Financial matters may be the last thing you want to think about when a loved one dies, but attending to any open credit card accounts soon after the death avoids possible problems in the future, such as misuse and fraud. A spouse or executor of the estate can contact the creditors to request the termination of the accounts.
Contact the Issuer
Obtain a credit report for the deceased from each of the three major credit reporting bureaus and check for all open credit card accounts. Call each credit card company to find out what it requires for closing the account. Some ask for a copy of the death certificate, for example. Also ask about any balance on the account. You can find the customer service number for the company on the back of the deceased's credit card and in the account statements.
Pay the Balance
You are responsible for any balance on the credit card account if you are a joint account holder or cosigner. You also are responsible if you are the spouse of the deceased and live in a community property state, like California or Arizona. If you are not in any way responsible for the account, payment for the credit card balance should come from the deceased's estate. If the estate cannot pay this bill, notify the company in your formal notification. In such a case, the company must bear the loss and write off the debt.
Close the Account
Write a letter to formally notify the company of the account holder's death.
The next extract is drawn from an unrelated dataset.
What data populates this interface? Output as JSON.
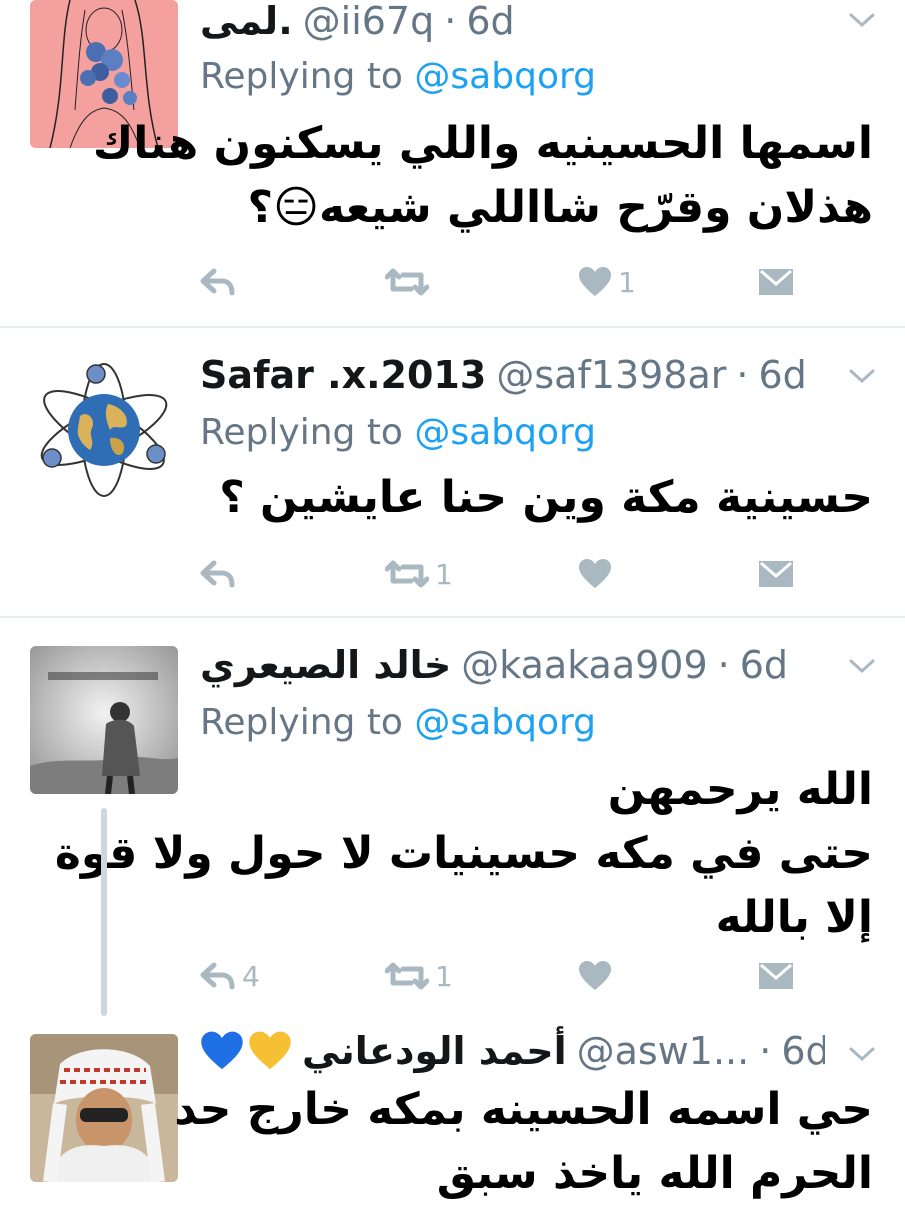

Include the individual's name, Social Security number and date of birth. Also include a copy of the deceased's death certificate and proof that you are authorized to act for the estate, such as a form giving you power of attorney or a letter of testamentary from a probate court. Send the letter and documents by registered mail with return receipt requested as proof that you initiated this action.
Shortly after you send the letter, contact the credit card company again to ensure that the account has been closed and its records show any balance as paid or written off. Ask for a written confirmation from the company. File it with other documents from the decedent's estate as evidence that the process has been completed.